Kang Seong Uk, Nam Seung-Joo, Kwon Oh Beom, Yim Inhyeok, Kim Tae-Hoon, Yeo Na Young, Lim Myoung Nam, Kim Woo Jin, Park Sang Won
Department of Bigdata, Kangwon National University Hospital, Chuncheon 24289, Republic of Korea.
Department of Convergence Security, Kangwon National University, Chuncheon 24341, Republic of Korea.
Cancers (Basel). 2024 Dec 25;17(1):30. doi: 10.3390/cancers17010030.

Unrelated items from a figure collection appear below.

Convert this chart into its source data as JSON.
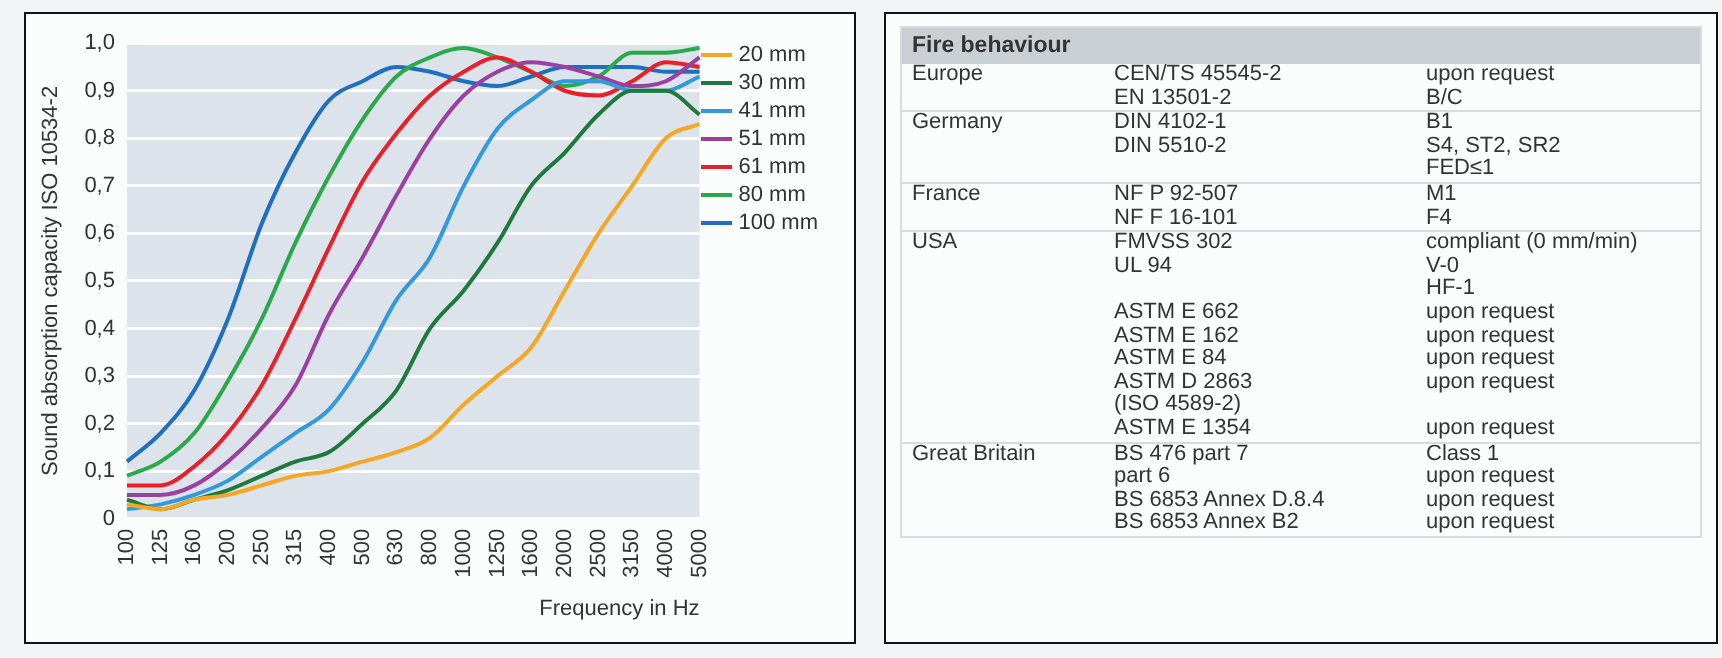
{
  "chart_data": [
    {
      "type": "line",
      "xlabel": "Frequency in Hz",
      "ylabel": "Sound absorption capacity ISO 10534-2",
      "categories": [
        "100",
        "125",
        "160",
        "200",
        "250",
        "315",
        "400",
        "500",
        "630",
        "800",
        "1000",
        "1250",
        "1600",
        "2000",
        "2500",
        "3150",
        "4000",
        "5000"
      ],
      "ylim": [
        0,
        1
      ],
      "yticks": [
        0,
        {
          "value": 0.1,
          "label": "0,1"
        },
        {
          "value": 0.2,
          "label": "0,2"
        },
        {
          "value": 0.3,
          "label": "0,3"
        },
        {
          "value": 0.4,
          "label": "0,4"
        },
        {
          "value": 0.5,
          "label": "0,5"
        },
        {
          "value": 0.6,
          "label": "0,6"
        },
        {
          "value": 0.7,
          "label": "0,7"
        },
        {
          "value": 0.8,
          "label": "0,8"
        },
        {
          "value": 0.9,
          "label": "0,9"
        },
        {
          "value": 1,
          "label": "1,0"
        }
      ],
      "grid": "y",
      "legend": "right",
      "marker": "none",
      "line_style": "solid",
      "series": [
        {
          "name": "20 mm",
          "color": "#f5a623",
          "values": [
            0.03,
            0.02,
            0.04,
            0.05,
            0.07,
            0.09,
            0.1,
            0.12,
            0.14,
            0.17,
            0.24,
            0.3,
            0.36,
            0.48,
            0.6,
            0.7,
            0.8,
            0.83
          ]
        },
        {
          "name": "30 mm",
          "color": "#1e7a3c",
          "values": [
            0.04,
            0.02,
            0.04,
            0.06,
            0.09,
            0.12,
            0.14,
            0.2,
            0.27,
            0.4,
            0.48,
            0.58,
            0.7,
            0.77,
            0.85,
            0.9,
            0.9,
            0.85
          ]
        },
        {
          "name": "41 mm",
          "color": "#3399dd",
          "values": [
            0.02,
            0.03,
            0.05,
            0.08,
            0.13,
            0.18,
            0.23,
            0.33,
            0.46,
            0.55,
            0.7,
            0.82,
            0.88,
            0.92,
            0.92,
            0.9,
            0.9,
            0.93
          ]
        },
        {
          "name": "51 mm",
          "color": "#9b3fa0",
          "values": [
            0.05,
            0.05,
            0.07,
            0.12,
            0.19,
            0.28,
            0.43,
            0.55,
            0.68,
            0.8,
            0.89,
            0.94,
            0.96,
            0.95,
            0.93,
            0.91,
            0.92,
            0.97
          ]
        },
        {
          "name": "61 mm",
          "color": "#e8202a",
          "values": [
            0.07,
            0.07,
            0.11,
            0.18,
            0.28,
            0.42,
            0.57,
            0.71,
            0.81,
            0.89,
            0.94,
            0.97,
            0.94,
            0.9,
            0.89,
            0.92,
            0.96,
            0.95
          ]
        },
        {
          "name": "80 mm",
          "color": "#2aa84a",
          "values": [
            0.09,
            0.12,
            0.18,
            0.29,
            0.42,
            0.58,
            0.72,
            0.84,
            0.93,
            0.97,
            0.99,
            0.97,
            0.94,
            0.91,
            0.93,
            0.98,
            0.98,
            0.99
          ]
        },
        {
          "name": "100 mm",
          "color": "#1f6fc0",
          "values": [
            0.12,
            0.18,
            0.27,
            0.42,
            0.62,
            0.77,
            0.88,
            0.92,
            0.95,
            0.94,
            0.92,
            0.91,
            0.93,
            0.95,
            0.95,
            0.95,
            0.94,
            0.94
          ]
        }
      ]
    },
    {
      "type": "other",
      "title": "Fire behaviour",
      "annotations": [
        "Europe",
        "CEN/TS 45545-2",
        "upon request",
        null,
        "EN 13501-2",
        "B/C",
        "Germany",
        "DIN 4102-1",
        "B1",
        null,
        "DIN 5510-2",
        "S4, ST2, SR2",
        null,
        null,
        "FED≤1",
        "France",
        "NF P 92-507",
        "M1",
        null,
        "NF F 16-101",
        "F4",
        "USA",
        "FMVSS 302",
        "compliant (0 mm/min)",
        null,
        "UL 94",
        "V-0",
        null,
        null,
        "HF-1",
        null,
        "ASTM E 662",
        "upon request",
        null,
        "ASTM E 162",
        "upon request",
        null,
        "ASTM E 84",
        "upon request",
        null,
        "ASTM D 2863",
        "upon request",
        null,
        "(ISO 4589-2)",
        null,
        null,
        "ASTM E 1354",
        "upon request",
        "Great Britain",
        "BS 476 part 7",
        "Class 1",
        null,
        "part 6",
        "upon request",
        null,
        "BS 6853 Annex D.8.4",
        "upon request",
        null,
        "BS 6853 Annex B2",
        "upon request"
      ]
    }
  ]
}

Gastric cancer is a leading cause of cancer-related mortality, particularly in East Asia, with a notable burden in Republic of Korea. This study aimed to construct and develop machine learning models for the prediction of gastric cancer mortality and the identification of risk factors. All data were acquired from the Korean Clinical Data Utilization for Research Excellence by multiple medical centers in South Korea. A total of 23,717 gastric cancer patients were divided into two groups by cause of mortality (all-cause of 2664 and disease-specific of 1620) and investigated. We used comprehensive data integrating clinical, pathological, lifestyle, and socio-economic factors. Cox proportional hazards analysis was conducted to estimate hazard ratios for mortality. Five machine learning models (random forest, gradient boosting machine, XGBoost, light GBM, and cat boosting) were developed to predict mortality. The models were interpreted by SHAP, one of the explainable AI techniques. For all-cause mortality, the gradient-boosting machine learning model demonstrated the highest performance with an AUC-ROC of 0.795. For disease-specific mortality, the light GBM model outperformed others, achieving an AUC-ROC of 0.867. Significant predictors included the AJCC7 stage, tumor size, lymph node count, and lifestyle factors such as smoking, drinking, and diabetes. This study underscores the importance of integrating both clinical and lifestyle data to enhance mortality prediction accuracy in gastric cancer patients. The findings highlight the need for personalized treatment approaches in the Korean population and emphasize the role of demographic-specific data in predictive modeling.
胃癌是癌症相关死亡的主要原因,在东亚地区尤为突出,韩国的负担尤为显著。本研究旨在构建和开发机器学习模型,用于预测胃癌死亡率并识别风险因素。所有数据均来自韩国多个医疗中心的韩国卓越临床数据利用研究。总共23717名胃癌患者按死亡原因分为两组(全因死亡2664例,疾病特异性死亡1620例)并进行调查。我们使用了整合临床、病理、生活方式和社会经济因素的综合数据。进行Cox比例风险分析以估计死亡率的风险比。开发了五种机器学习模型(随机森林、梯度提升机、XGBoost、轻量级梯度提升机和类别提升)来预测死亡率。这些模型通过可解释人工智能技术之一的SHAP进行解释。对于全因死亡率,梯度提升机器学习模型表现最佳,AUC-ROC为0.795。对于疾病特异性死亡率,轻量级梯度提升机模型优于其他模型,AUC-ROC达到0.867。重要的预测因素包括美国癌症联合委员会第7版分期、肿瘤大小、淋巴结计数以及吸烟、饮酒和糖尿病等生活方式因素。本研究强调了整合临床和生活方式数据以提高胃癌患者死亡率预测准确性的重要性。研究结果凸显了韩国人群个性化治疗方法的必要性,并强调了特定人群数据在预测建模中的作用。